Thursday, June 4, 2009
Former CIA station chief challenges claims that torture thwarted terror attacks
By Larisa Alexandrovna
Published: June 2, 2009
Two current CIA officers agree
Milton Bearden, a former Central Intelligence Agency Pakistan station chief who served at the agency for three decades, says claims that the Bush administration’s so-called enhanced interrogation techniques saved American lives are likely false.
The retired senior CIA officer also says that the former administration’s repeated assertions that attacks were foiled through torture are hurting US credibility abroad, endangering alliances and aiding the cause of would-be terrorists.
Bearden, who formerly headed the CIA's Soviet/East European Division and served as station chief in Pakistan, Nigeria and Sudan, was a key figure in the funding and training of the mujahedeen in Afghanistan during the Soviet occupation. He retired in 1994 but says he has communicated with contacts who agree they've heard of no evidence to support Bush officials’ claims.
If the Bush administration had proof of a plot stopped by enhanced interrogation, they would have produced it, Bearden says. “I cannot imagine that the system would not have leaked such a story,” he insists. “It would have been leaked in a New York minute.”
Former President George W. Bush and Vice President Dick Cheney publicly defended their harsh interrogation approach last month. However, the techniques approved by Bush administration lawyers in 2002 appear to be prohibited by both the Geneva Conventions and the United Nations Convention against Torture, to which the US is a signatory.
Bearden is intimately familiar with the countries that some of the most prominent terror suspects have hailed from. He dismisses many of the alleged terror plots which have been made public.
“They dredge up the slapstick plot of the Liberty Seven or the strange Lyman Faris plot which included a blowtorch,” Bearden said. “But when asked for something more substantive, the [Bush administration] retreated behind the screen of protecting sources and methods. We are told to trust them.”
“When challenged on any aspect of national security,” he added, “the standard collection of administration acolytes instantly dredged up the now well known list of interdicted attacks against us.”
Vice President Dick Cheney has vigorously defended the interrogation program in recent months. In May, the former VP said the specter of the terrorist attacks of Sept. 11, 2001 caused the Bush administration to respond far more aggressively to avoid any future attacks and claimed that many attacks were thwarted as a result of harsh interrogation tactics.
"Every senior official who has been briefed on these classified matters knows of specific attacks that were in the planning stages and were stopped by the programs we put in place," Cheney insisted.

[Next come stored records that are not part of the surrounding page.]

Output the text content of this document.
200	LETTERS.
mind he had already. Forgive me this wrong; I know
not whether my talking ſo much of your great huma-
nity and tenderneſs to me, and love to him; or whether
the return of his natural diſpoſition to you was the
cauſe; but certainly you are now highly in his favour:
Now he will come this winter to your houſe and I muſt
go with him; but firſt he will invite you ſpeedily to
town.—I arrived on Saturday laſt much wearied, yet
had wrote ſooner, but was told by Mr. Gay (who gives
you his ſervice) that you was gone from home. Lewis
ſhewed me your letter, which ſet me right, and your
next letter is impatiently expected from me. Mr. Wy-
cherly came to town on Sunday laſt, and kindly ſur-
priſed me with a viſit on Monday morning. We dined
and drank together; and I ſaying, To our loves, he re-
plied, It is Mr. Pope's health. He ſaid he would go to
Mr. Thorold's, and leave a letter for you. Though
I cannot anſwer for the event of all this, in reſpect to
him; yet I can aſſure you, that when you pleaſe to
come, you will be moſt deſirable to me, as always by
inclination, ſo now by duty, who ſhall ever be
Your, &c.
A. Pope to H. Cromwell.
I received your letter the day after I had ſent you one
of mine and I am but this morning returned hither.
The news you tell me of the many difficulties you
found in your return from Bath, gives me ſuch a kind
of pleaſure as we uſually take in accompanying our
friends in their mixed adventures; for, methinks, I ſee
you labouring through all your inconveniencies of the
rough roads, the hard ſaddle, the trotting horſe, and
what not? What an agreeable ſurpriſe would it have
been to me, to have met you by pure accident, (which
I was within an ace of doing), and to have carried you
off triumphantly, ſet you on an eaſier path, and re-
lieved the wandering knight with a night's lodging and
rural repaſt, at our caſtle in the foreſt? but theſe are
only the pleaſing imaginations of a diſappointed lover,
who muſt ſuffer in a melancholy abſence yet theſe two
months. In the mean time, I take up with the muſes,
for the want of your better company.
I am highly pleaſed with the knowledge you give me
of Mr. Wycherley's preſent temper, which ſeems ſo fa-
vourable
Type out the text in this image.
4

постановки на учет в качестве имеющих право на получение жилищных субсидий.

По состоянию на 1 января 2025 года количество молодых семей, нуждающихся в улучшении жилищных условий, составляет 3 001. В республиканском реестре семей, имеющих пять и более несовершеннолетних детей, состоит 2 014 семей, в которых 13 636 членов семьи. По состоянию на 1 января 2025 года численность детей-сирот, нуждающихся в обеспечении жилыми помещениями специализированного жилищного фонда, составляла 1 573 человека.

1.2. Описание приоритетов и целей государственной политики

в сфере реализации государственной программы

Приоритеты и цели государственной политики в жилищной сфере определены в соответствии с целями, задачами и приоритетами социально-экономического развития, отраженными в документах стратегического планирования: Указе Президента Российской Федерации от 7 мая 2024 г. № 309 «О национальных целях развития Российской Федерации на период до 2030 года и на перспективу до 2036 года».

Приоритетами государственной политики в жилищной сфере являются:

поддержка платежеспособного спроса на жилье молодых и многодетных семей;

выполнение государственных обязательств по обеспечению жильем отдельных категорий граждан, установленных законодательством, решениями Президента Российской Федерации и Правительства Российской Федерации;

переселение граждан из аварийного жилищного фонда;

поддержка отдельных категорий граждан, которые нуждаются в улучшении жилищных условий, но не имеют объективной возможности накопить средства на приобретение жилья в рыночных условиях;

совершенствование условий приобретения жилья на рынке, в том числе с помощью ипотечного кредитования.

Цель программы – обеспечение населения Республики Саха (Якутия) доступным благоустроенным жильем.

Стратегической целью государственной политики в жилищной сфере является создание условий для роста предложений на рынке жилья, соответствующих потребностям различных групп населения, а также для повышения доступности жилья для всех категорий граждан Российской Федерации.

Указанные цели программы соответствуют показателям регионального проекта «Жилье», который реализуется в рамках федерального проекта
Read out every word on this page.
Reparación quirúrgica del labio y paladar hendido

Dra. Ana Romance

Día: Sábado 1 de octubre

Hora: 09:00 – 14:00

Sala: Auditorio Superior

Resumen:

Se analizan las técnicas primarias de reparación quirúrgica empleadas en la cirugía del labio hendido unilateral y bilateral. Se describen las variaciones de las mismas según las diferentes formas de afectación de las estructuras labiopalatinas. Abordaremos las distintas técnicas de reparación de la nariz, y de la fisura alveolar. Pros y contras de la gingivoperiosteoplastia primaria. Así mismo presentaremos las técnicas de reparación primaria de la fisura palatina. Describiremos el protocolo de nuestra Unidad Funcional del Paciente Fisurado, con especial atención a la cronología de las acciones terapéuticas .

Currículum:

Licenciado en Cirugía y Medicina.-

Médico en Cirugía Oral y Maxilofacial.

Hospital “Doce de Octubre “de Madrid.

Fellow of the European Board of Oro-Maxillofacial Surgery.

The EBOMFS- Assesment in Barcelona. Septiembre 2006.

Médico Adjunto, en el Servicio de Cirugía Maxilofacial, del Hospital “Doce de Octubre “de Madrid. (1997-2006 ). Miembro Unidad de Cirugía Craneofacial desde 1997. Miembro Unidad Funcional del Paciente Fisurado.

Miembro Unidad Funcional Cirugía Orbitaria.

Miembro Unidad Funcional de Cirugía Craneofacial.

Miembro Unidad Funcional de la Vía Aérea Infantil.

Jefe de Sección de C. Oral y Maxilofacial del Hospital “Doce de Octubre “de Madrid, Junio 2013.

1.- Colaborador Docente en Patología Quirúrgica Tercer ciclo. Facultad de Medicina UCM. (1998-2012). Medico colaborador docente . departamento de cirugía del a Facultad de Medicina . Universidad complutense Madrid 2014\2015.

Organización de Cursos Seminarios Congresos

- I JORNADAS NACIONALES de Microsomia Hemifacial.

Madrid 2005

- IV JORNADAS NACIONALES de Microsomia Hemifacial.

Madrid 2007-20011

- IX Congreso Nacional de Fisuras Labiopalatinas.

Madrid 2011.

Alleged damage to national security
Bearden argues that since we already know the methods used -- in some cases including waterboarding -- there should be no reason to hold back on exposing more substantive thwarted plots. He also believes that making claims of a thwarted plot but being unable to lay the “intelligence on the table” is harmful to US national security.
“Ronald Reagan laid his intelligence on the table almost immediately after his retaliatory attack against Tripoli following the Libyan attack of 1986 on the La Belle Disco in Berlin,” Bearden said. “Reagan let it be known that we had the Libyan codes and did this before he felt even a twinge of heat from the public or Congress because it was the right thing to do.”
Perhaps most significantly, Bearden believes that by making unsubstantiated claims of success in preventing attacks, the Bush administration has actually undermined US alliances with other nations. Bearden and the others he's communicated with have not heard of any significant plots against the United States that were uncovered by the Bush administration’s harsh techniques -- and that, he says, weakens US standing in the world.
“I have never been able to understand how any responsible leaders could so vehemently stick to the excuse of protecting sources and methods while that very position accounted for a weakening not only of this nation’s alliances, but potentially strengthened our enemies,” he said.
Two active CIA officers agree
Two other CIA officers, who have asked to remain anonymous due to their ongoing involvement in covert operations, seconded Bearden’s skepticism that any domestic plots of significance were disrupted during the Bush administration.
“Certain officials of the Bush administration would have had no qualms about exposing any of our officers, operational methods and sources of information if it meant scoring political points,” said one CIA covert officer, whose focus is the Middle-East, referring to the outing of CIA officer Valerie Plame Wilson. “The fact that [the Bush administration officials] continue to use the protection of sources and methods as a reason for why they can produce no evidence of a serious plot is not believable given what they have already made public.”
Another current CIA officer who works the Near East agreed that if any plot had actually been disrupted, someone from the Bush administration would certainly have leaked the proof, noting, “Nothing is sacred to them.”